Would pedestrians be able to cross the street without getting run over? My, those trains are noisy. Is it safe to drive near the tracks? What about parking? Won’t the trains just be magnets for bands of thugs?
It was as if nobody had seen mass transit before. It turns out it’s big. And mechanized. And public.
Nickels says Seattle’s psychological aversions to urban bigness were always a major stumbling block to getting rail.
“We hate sprawl, but as a Western city, we also despise density,” he said. “My view is, we can’t have it both ways. Should we build out or build up? I believe strongly that we should build up. But, oh, man, that has not been an easy issue to settle.”
It isn’t settled yet.

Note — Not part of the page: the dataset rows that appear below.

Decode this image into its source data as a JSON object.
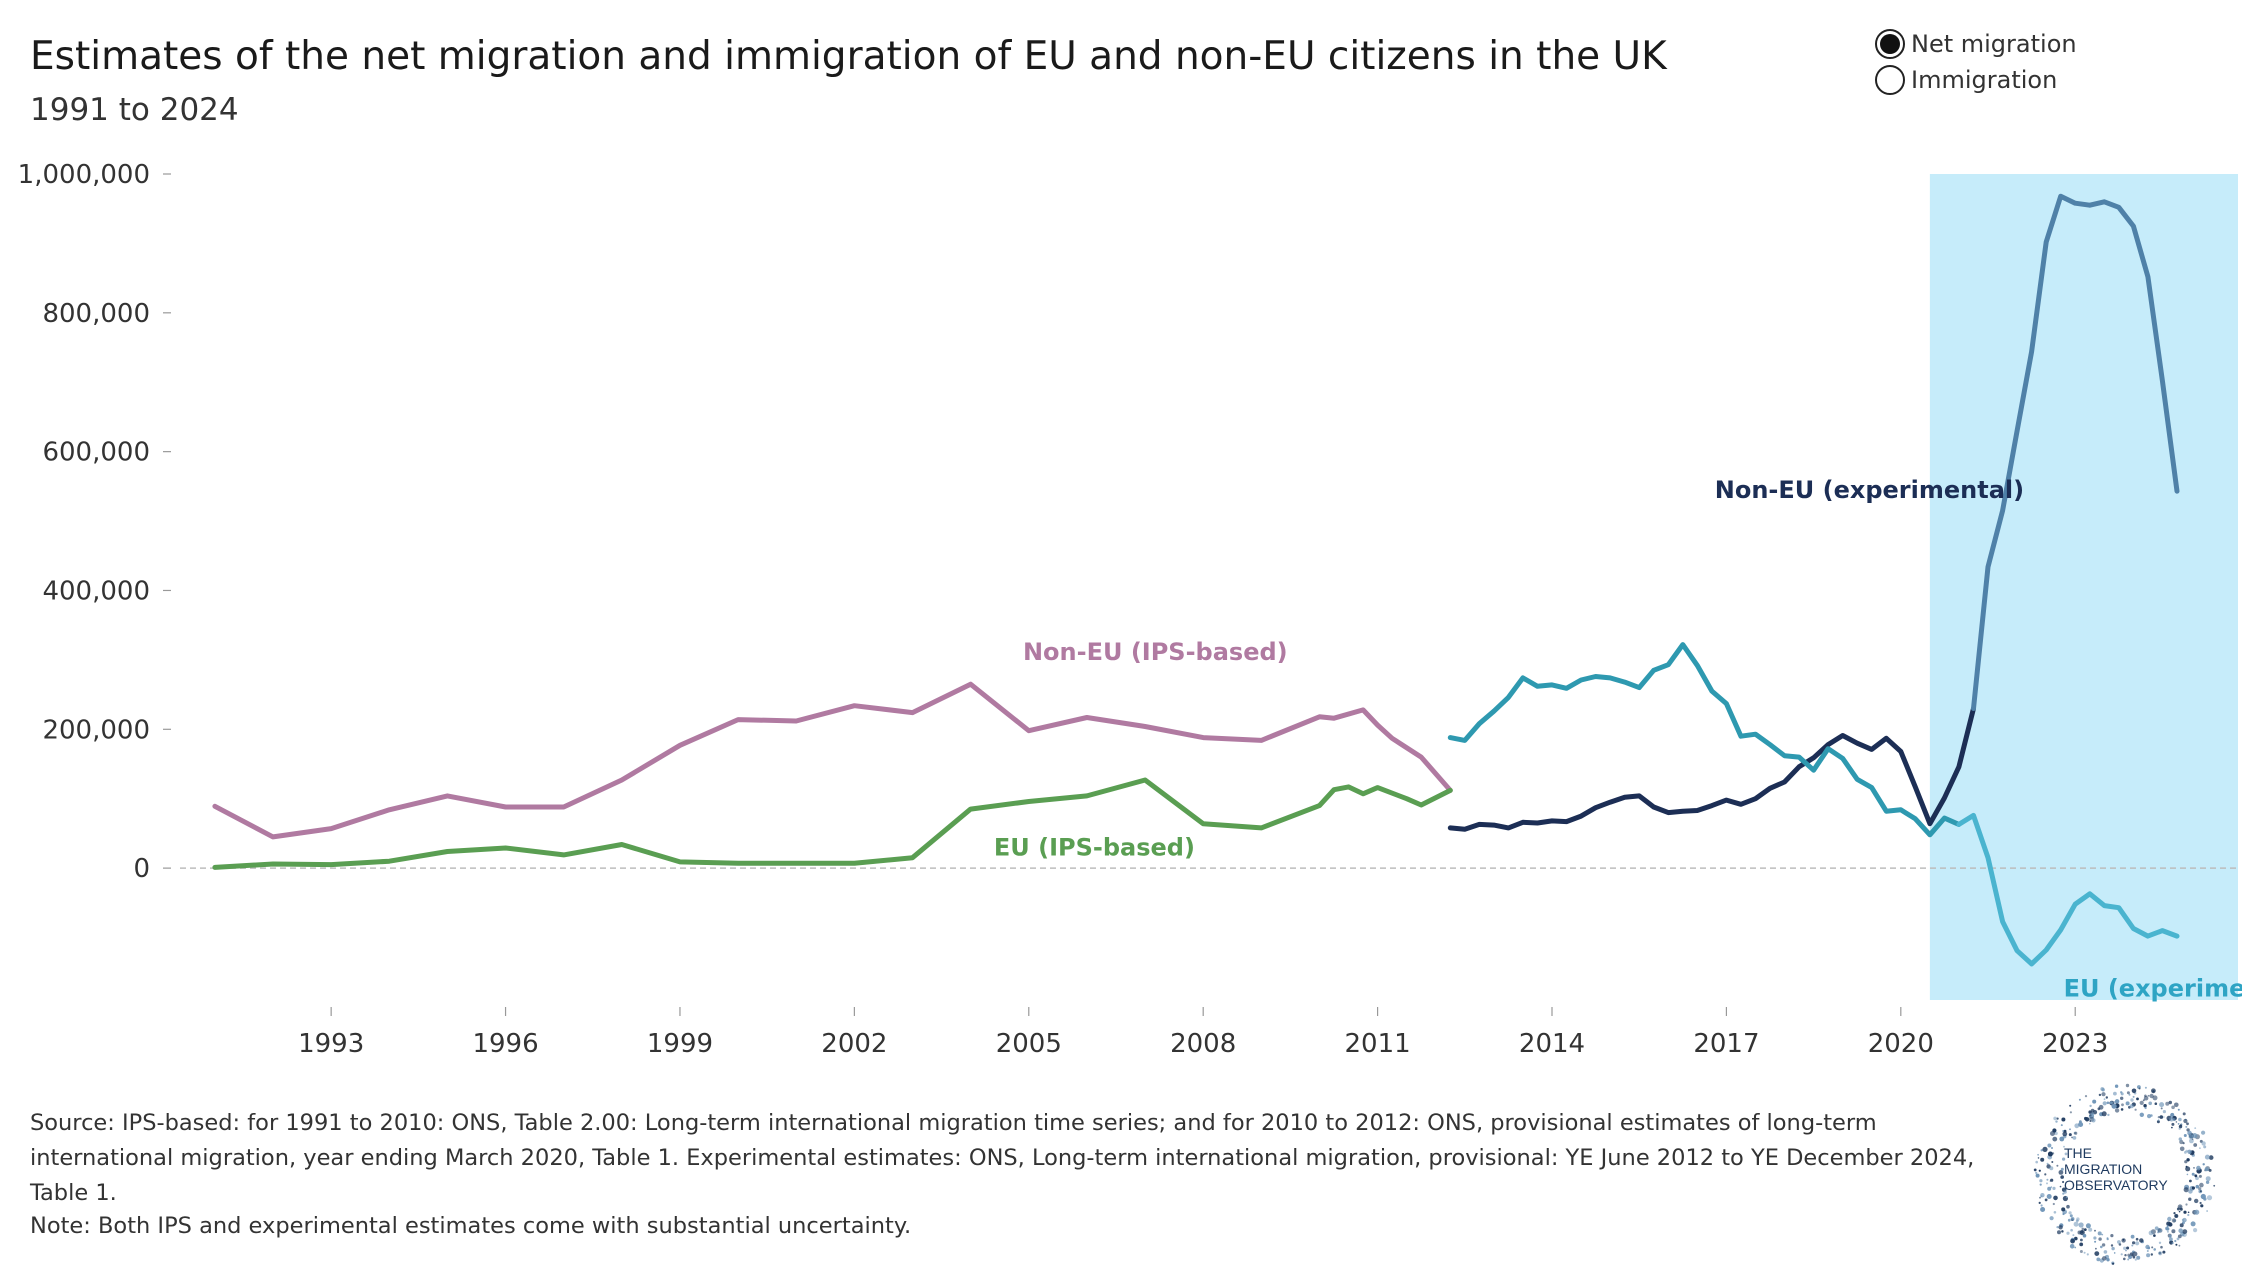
{
  "header": {
    "title": "Estimates of the net migration and immigration of EU and non-EU citizens in the UK",
    "subtitle": "1991 to 2024"
  },
  "legend": {
    "options": [
      {
        "label": "Net migration",
        "selected": true
      },
      {
        "label": "Immigration",
        "selected": false
      }
    ]
  },
  "chart_data": {
    "type": "line",
    "title": "Estimates of the net migration and immigration of EU and non-EU citizens in the UK",
    "subtitle": "1991 to 2024",
    "xlabel": "",
    "ylabel": "",
    "xlim": [
      1990.4,
      2025.8
    ],
    "ylim": [
      -190000,
      1000000
    ],
    "x_ticks": [
      1993,
      1996,
      1999,
      2002,
      2005,
      2008,
      2011,
      2014,
      2017,
      2020,
      2023
    ],
    "y_ticks": [
      0,
      200000,
      400000,
      600000,
      800000,
      1000000
    ],
    "y_tick_labels": [
      "0",
      "200,000",
      "400,000",
      "600,000",
      "800,000",
      "1,000,000"
    ],
    "zero_line": true,
    "grid": false,
    "shaded_region": {
      "x_start": 2020.5,
      "x_end": 2025.8,
      "color": "#c6ecfa"
    },
    "series": [
      {
        "name": "Non-EU (IPS-based)",
        "color": "#b07aa1",
        "label_position": [
          2004.9,
          300000
        ],
        "points": [
          [
            1991,
            89000
          ],
          [
            1992,
            45000
          ],
          [
            1993,
            57000
          ],
          [
            1994,
            84000
          ],
          [
            1995,
            104000
          ],
          [
            1996,
            88000
          ],
          [
            1997,
            88000
          ],
          [
            1998,
            127000
          ],
          [
            1999,
            177000
          ],
          [
            2000,
            214000
          ],
          [
            2001,
            212000
          ],
          [
            2002,
            234000
          ],
          [
            2003,
            224000
          ],
          [
            2004,
            265000
          ],
          [
            2005,
            198000
          ],
          [
            2006,
            217000
          ],
          [
            2007,
            204000
          ],
          [
            2008,
            188000
          ],
          [
            2009,
            184000
          ],
          [
            2010,
            218000
          ],
          [
            2010.25,
            216000
          ],
          [
            2010.75,
            228000
          ],
          [
            2011,
            206000
          ],
          [
            2011.25,
            187000
          ],
          [
            2011.75,
            160000
          ],
          [
            2012.25,
            112000
          ]
        ]
      },
      {
        "name": "EU (IPS-based)",
        "color": "#5a9e52",
        "label_position": [
          2004.4,
          18000
        ],
        "points": [
          [
            1991,
            1000
          ],
          [
            1992,
            6000
          ],
          [
            1993,
            5000
          ],
          [
            1994,
            10000
          ],
          [
            1995,
            24000
          ],
          [
            1996,
            29000
          ],
          [
            1997,
            19000
          ],
          [
            1998,
            34000
          ],
          [
            1999,
            9000
          ],
          [
            2000,
            7000
          ],
          [
            2001,
            7000
          ],
          [
            2002,
            7000
          ],
          [
            2003,
            15000
          ],
          [
            2004,
            85000
          ],
          [
            2005,
            96000
          ],
          [
            2006,
            104000
          ],
          [
            2007,
            127000
          ],
          [
            2008,
            64000
          ],
          [
            2009,
            58000
          ],
          [
            2010,
            90000
          ],
          [
            2010.25,
            113000
          ],
          [
            2010.5,
            117000
          ],
          [
            2010.75,
            107000
          ],
          [
            2011,
            116000
          ],
          [
            2011.5,
            100000
          ],
          [
            2011.75,
            91000
          ],
          [
            2012.25,
            112000
          ]
        ]
      },
      {
        "name": "Non-EU (experimental)",
        "color": "#1c2e55",
        "label_position": [
          2016.8,
          533000
        ],
        "points": [
          [
            2012.25,
            58000
          ],
          [
            2012.5,
            56000
          ],
          [
            2012.75,
            63000
          ],
          [
            2013,
            62000
          ],
          [
            2013.25,
            58000
          ],
          [
            2013.5,
            66000
          ],
          [
            2013.75,
            65000
          ],
          [
            2014,
            68000
          ],
          [
            2014.25,
            67000
          ],
          [
            2014.5,
            75000
          ],
          [
            2014.75,
            87000
          ],
          [
            2015,
            95000
          ],
          [
            2015.25,
            102000
          ],
          [
            2015.5,
            104000
          ],
          [
            2015.75,
            88000
          ],
          [
            2016,
            80000
          ],
          [
            2016.25,
            82000
          ],
          [
            2016.5,
            83000
          ],
          [
            2016.75,
            90000
          ],
          [
            2017,
            98000
          ],
          [
            2017.25,
            92000
          ],
          [
            2017.5,
            100000
          ],
          [
            2017.75,
            115000
          ],
          [
            2018,
            124000
          ],
          [
            2018.25,
            146000
          ],
          [
            2018.5,
            159000
          ],
          [
            2018.75,
            178000
          ],
          [
            2019,
            191000
          ],
          [
            2019.25,
            180000
          ],
          [
            2019.5,
            171000
          ],
          [
            2019.75,
            187000
          ],
          [
            2020,
            168000
          ],
          [
            2020.25,
            117000
          ],
          [
            2020.5,
            64000
          ],
          [
            2020.75,
            101000
          ],
          [
            2021,
            146000
          ],
          [
            2021.25,
            230000
          ]
        ]
      },
      {
        "name": "Non-EU (experimental, shaded)",
        "color": "#4f81a8",
        "points": [
          [
            2021.25,
            230000
          ],
          [
            2021.5,
            434000
          ],
          [
            2021.75,
            515000
          ],
          [
            2022,
            630000
          ],
          [
            2022.25,
            744000
          ],
          [
            2022.5,
            902000
          ],
          [
            2022.75,
            968000
          ],
          [
            2023,
            958000
          ],
          [
            2023.25,
            955000
          ],
          [
            2023.5,
            960000
          ],
          [
            2023.75,
            952000
          ],
          [
            2024,
            925000
          ],
          [
            2024.25,
            852000
          ],
          [
            2024.5,
            702000
          ],
          [
            2024.75,
            543000
          ]
        ]
      },
      {
        "name": "EU (experimental)",
        "color": "#2e99b0",
        "label_position": [
          2022.8,
          -185000
        ],
        "points": [
          [
            2012.25,
            188000
          ],
          [
            2012.5,
            184000
          ],
          [
            2012.75,
            208000
          ],
          [
            2013,
            226000
          ],
          [
            2013.25,
            246000
          ],
          [
            2013.5,
            274000
          ],
          [
            2013.75,
            262000
          ],
          [
            2014,
            264000
          ],
          [
            2014.25,
            259000
          ],
          [
            2014.5,
            271000
          ],
          [
            2014.75,
            276000
          ],
          [
            2015,
            274000
          ],
          [
            2015.25,
            268000
          ],
          [
            2015.5,
            260000
          ],
          [
            2015.75,
            285000
          ],
          [
            2016,
            293000
          ],
          [
            2016.25,
            322000
          ],
          [
            2016.5,
            292000
          ],
          [
            2016.75,
            255000
          ],
          [
            2017,
            237000
          ],
          [
            2017.25,
            190000
          ],
          [
            2017.5,
            193000
          ],
          [
            2017.75,
            178000
          ],
          [
            2018,
            162000
          ],
          [
            2018.25,
            160000
          ],
          [
            2018.5,
            141000
          ],
          [
            2018.75,
            172000
          ],
          [
            2019,
            158000
          ],
          [
            2019.25,
            128000
          ],
          [
            2019.5,
            116000
          ],
          [
            2019.75,
            82000
          ],
          [
            2020,
            84000
          ],
          [
            2020.25,
            71000
          ],
          [
            2020.5,
            48000
          ],
          [
            2020.75,
            72000
          ],
          [
            2021,
            63000
          ]
        ]
      },
      {
        "name": "EU (experimental, shaded)",
        "color": "#4ab4cf",
        "points": [
          [
            2021,
            63000
          ],
          [
            2021.25,
            76000
          ],
          [
            2021.5,
            15000
          ],
          [
            2021.75,
            -77000
          ],
          [
            2022,
            -119000
          ],
          [
            2022.25,
            -138000
          ],
          [
            2022.5,
            -118000
          ],
          [
            2022.75,
            -89000
          ],
          [
            2023,
            -52000
          ],
          [
            2023.25,
            -37000
          ],
          [
            2023.5,
            -54000
          ],
          [
            2023.75,
            -57000
          ],
          [
            2024,
            -87000
          ],
          [
            2024.25,
            -98000
          ],
          [
            2024.5,
            -90000
          ],
          [
            2024.75,
            -98000
          ]
        ]
      }
    ]
  },
  "labels": {
    "non_eu_ips": "Non-EU (IPS-based)",
    "eu_ips": "EU (IPS-based)",
    "non_eu_exp": "Non-EU (experimental)",
    "eu_exp": "EU (experimental)"
  },
  "footer": {
    "source": "Source: IPS-based: for 1991 to 2010: ONS, Table 2.00: Long-term international migration time series; and for 2010 to 2012: ONS, provisional estimates of long-term international migration, year ending March 2020, Table 1. Experimental estimates: ONS, Long-term international migration, provisional: YE June 2012 to YE December 2024, Table 1.",
    "note": "Note: Both IPS and experimental estimates come with substantial uncertainty."
  },
  "logo": {
    "line1": "THE",
    "line2": "MIGRATION",
    "line3": "OBSERVATORY"
  }
}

In one form or another, big city vs. small town remains the dominant issue in the city’s mayoral race.
I have been struck in talking to Nickels’ challengers how many of them say he’s too big-city for Seattle. He’s a Chicago-style bully, they claim. He’s a Tammany Hall strongman with no respect for Seattle “process.” One former council member, Peter Steinbrueck, calls Nickels “his Lordship” and said he runs “a Gestapo-like regime.”
Please. These criticisms say far more about the critics than they do about Nickels.
First, if you are fearful of Nickels, then you have no business in politics. Remember when Nickels was “the weenie” to Mark Sidran’s “the meanie” during Nickels’ first mayoral run, in 2001? I’ve known Nickels for 20 years, and if he’s Boss Daley, then I’m Mike Royko.
“I wouldn’t last a week in Chicago politics,” Nickels said during our light-rail ride. “If I was some Chicago-style bully, cutting corners or whatever, do you think it would have taken so many years to get this train?”
Nickels guesses he attended at least 1,000 light-rail meetings since the mid-1980s — with community groups and with countless politicians. That’s what it took. Stubbornness. Endurance. Not so much bullying.
“Our political culture here is, we avoid confrontation,” Nickels said. “So we use process to do that. I have tried very consciously to change that pattern. Let’s have the debate, let’s hear from all parties, but at the end of it, somebody has to make a decision. To make something happen.”
Whatever you think of your mayor — not much, according to the polls — in the end he got his train. He also seems to be getting his waterfront tunnel. He owns it all. The delays and cost overruns. But also the sense of a new era for the city that was palpable Saturday in the neighborhoods up and down the line.
Seattle finally stopped dithering. We built something. If that’s the Chicago Way, I say: More, please.